Tokugawa Era Japan

The Tokugawa shogunate came to power in Japan in 1603 and brought more than two and a half centuries of uninterrupted peace to the island nation. The era was characterized by economic growth, strict social order, isolationist foreign policies, a stable population, "no more wars", and popular enjoyment of arts and culture. This era is also referred to as the Edo Period, after Edo, the former name of Tokyo. 


The Tokugawa regime, named for the Tokugawa family, was characterized by centralized feudalism. Appointed by the emperor, the first Tokugawa shogun, Tokugawa Ieyasu, had direct control of one-fourth of Japan in strategically located parcels-lands he had acquired by skillfully surviving a turbulent era of civil warfare.

The remaining land was parceled out by the shogun to the daimyos, similar to feudal barons, who pledged their allegiance to the shogun in exchange for the right to rule in their own domains.

All the rice grown by farmers working on land ruled by the daimyos was considered a national crop and distributed by the shogun. At the time, a typical year's crop of 25 million kokuóa koku was approximately five bushels and would feed one person for one year. The shogun took 5 million koku for himself and distributed another 5 million to his 270 or so daimyo, leaving the farmers with about half of their crops. However, in a poor crop year, the shogun did not reduce his demands for himself or his daimyos, which resulted in great hardships for the farmers, who had little to no recourse.

Political Stability

The shogun ensured the loyalty of the daimyos by instituting a policy called the sankin kotai system. The daimyos were required to spend every other year in Edo, the shogun's capital city and present-day Tokyo. Maintaining two residences and traveling between them with such frequency, as well as being long-distance managers every other year, placed a huge financial burden on the daimyos and moderated their power at home. When they did travel home, they were required to leave family members, often their wives and eldest sons, in Edo as hostages to ensure their return and peaceful behavior.

Life throughout Tokugawa Japan was very structured. The population was divided into four distinct classes: samurai, farmers or peasants, craftspeople, and merchants or traders. The members of the four classes were not allowed to change their social status.
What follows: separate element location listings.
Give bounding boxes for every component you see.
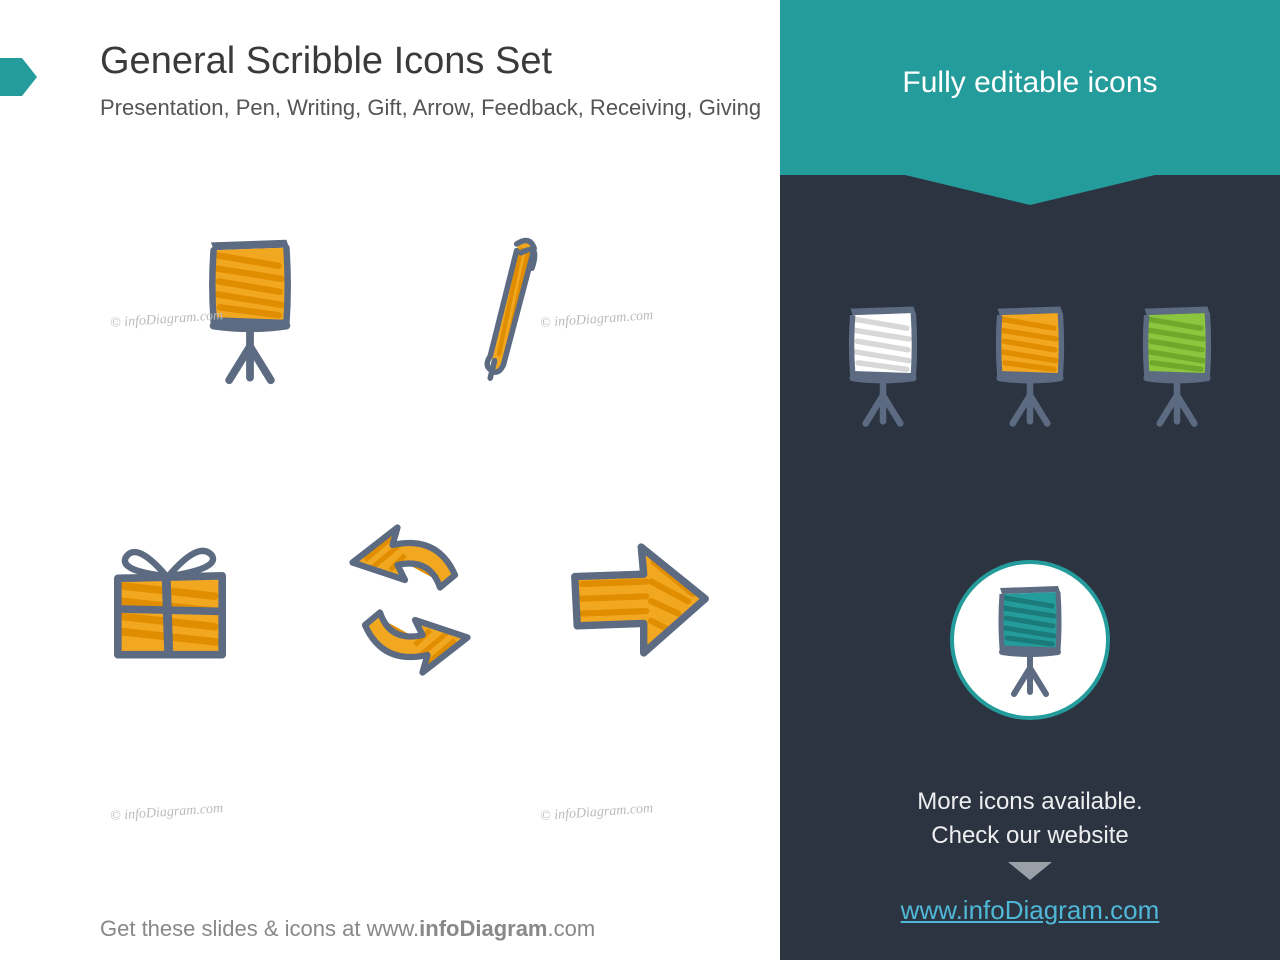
left-panel: General Scribble Icons Set Presentation,… — [0, 0, 780, 960]
right-panel: Fully editable icons — [780, 0, 1280, 960]
chevron-down-icon — [1008, 862, 1052, 880]
watermark: © infoDiagram.com — [540, 801, 654, 825]
presentation-board-icon-teal — [980, 580, 1080, 700]
left-tab-accent — [0, 58, 22, 96]
presentation-board-icon-white — [828, 300, 938, 430]
page-title: General Scribble Icons Set — [100, 40, 552, 83]
page-subtitle: Presentation, Pen, Writing, Gift, Arrow,… — [100, 95, 761, 121]
pen-icon — [430, 230, 590, 390]
right-header-label: Fully editable icons — [902, 66, 1157, 100]
presentation-board-icon-orange — [975, 300, 1085, 430]
refresh-arrows-icon — [330, 520, 490, 680]
website-link[interactable]: www.infoDiagram.com — [780, 895, 1280, 926]
watermark: © infoDiagram.com — [110, 801, 224, 825]
more-icons-text: More icons available. Check our website — [780, 785, 1280, 852]
right-header: Fully editable icons — [780, 0, 1280, 175]
footer-text: Get these slides & icons at www.infoDiag… — [100, 916, 595, 942]
arrow-right-icon — [560, 520, 720, 680]
circle-icon-container — [950, 560, 1110, 720]
gift-icon — [90, 520, 250, 680]
presentation-board-icon-green — [1122, 300, 1232, 430]
variant-row — [780, 290, 1280, 440]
The peasants, who made up 80% of the population, were forbidden to engage in non agricultural activities in order to ensure a stable and continuing source of income for the daimyos and the shogun. Strict codes of behavior imposed by the shogun affected every aspect of life: the clothes one wore, the person one married, and the activities one could or could not pursue.

Economic Growth

Since the shogun's primary source of income was a fixed stipend tied to agricultural production, the Tokugawa shogunate placed an emphasis on agricultural progress. Improved farming methods and the growing of cash crops stimulated agricultural productivity. Domestic trade and agricultural production continued to improve throughout the reign of the Tokugawa shogunate. Coins, weights, and measures were standardized. Road networks were improved to facilitate the transportation of goods.

Expansion of commerce and the manufacturing industry including the production of silk and cotton fabrics, the manufacture of paper and porcelains, and sake brewing was even greater than that of agriculture and stimulated the development of large urban centers in Edo, Osaka, and Kyoto, home of the emperor.

Japan continued to experience unprecedented prosperity, which made it one of the world's most sophisticated premodern commercial societies, until its resulting population boom began to outstrip its natural resources.

Cultural Growth

Centuries of peace and the emergence of a well-to-do merchant class generated new art forms. The Kabuki Theater and the licensed brothel quarters became very popular especially among the townspeople. And ukiyo- e paintings and woodblock prints of the world of the Kabuki Theater and the brothel district became a school of art in its own right.

Katsura Palace in Kyoto, perhaps the finest example ever of classic Japanese architecture, was built surrounded by beautiful Japanese gardens.

Since peace prevailed, the samurai warriors had time to educate themselves not only in the martial arts but also in literature, philosophy, and the arts. Literacy spread to almost half the male population.


Determined to maintain control through a restrictive and controlled society and fearing the colonial encroachment of Spain and Portugal, the shogun severely limited direct contact with foreigners. The shogun became convinced that Christian missionaries posed a threat to Japan's rigid social structure. In 1614, he took drastic steps to stop missionary activity and discourage the practice of Christianity. Within 20 years, Christianity was all but eradicated in Japan.

Travel was also closely regulated, and all foreign books were banned, a ban that for the most part would stay in place until 1720. Only token foreign trade survived, and that was only at the southern port of Nagasaki and only with a few Chinese and Dutch merchants. From 1633 onward, Japanese subjects were forbidden to travel abroad or to return from overseas. A policy of national seclusion was instituted in 1639. As a result of that policy of isolation, Japan's development fell substantially behind that of Europe, particularly in the areas of science, technology, and military power.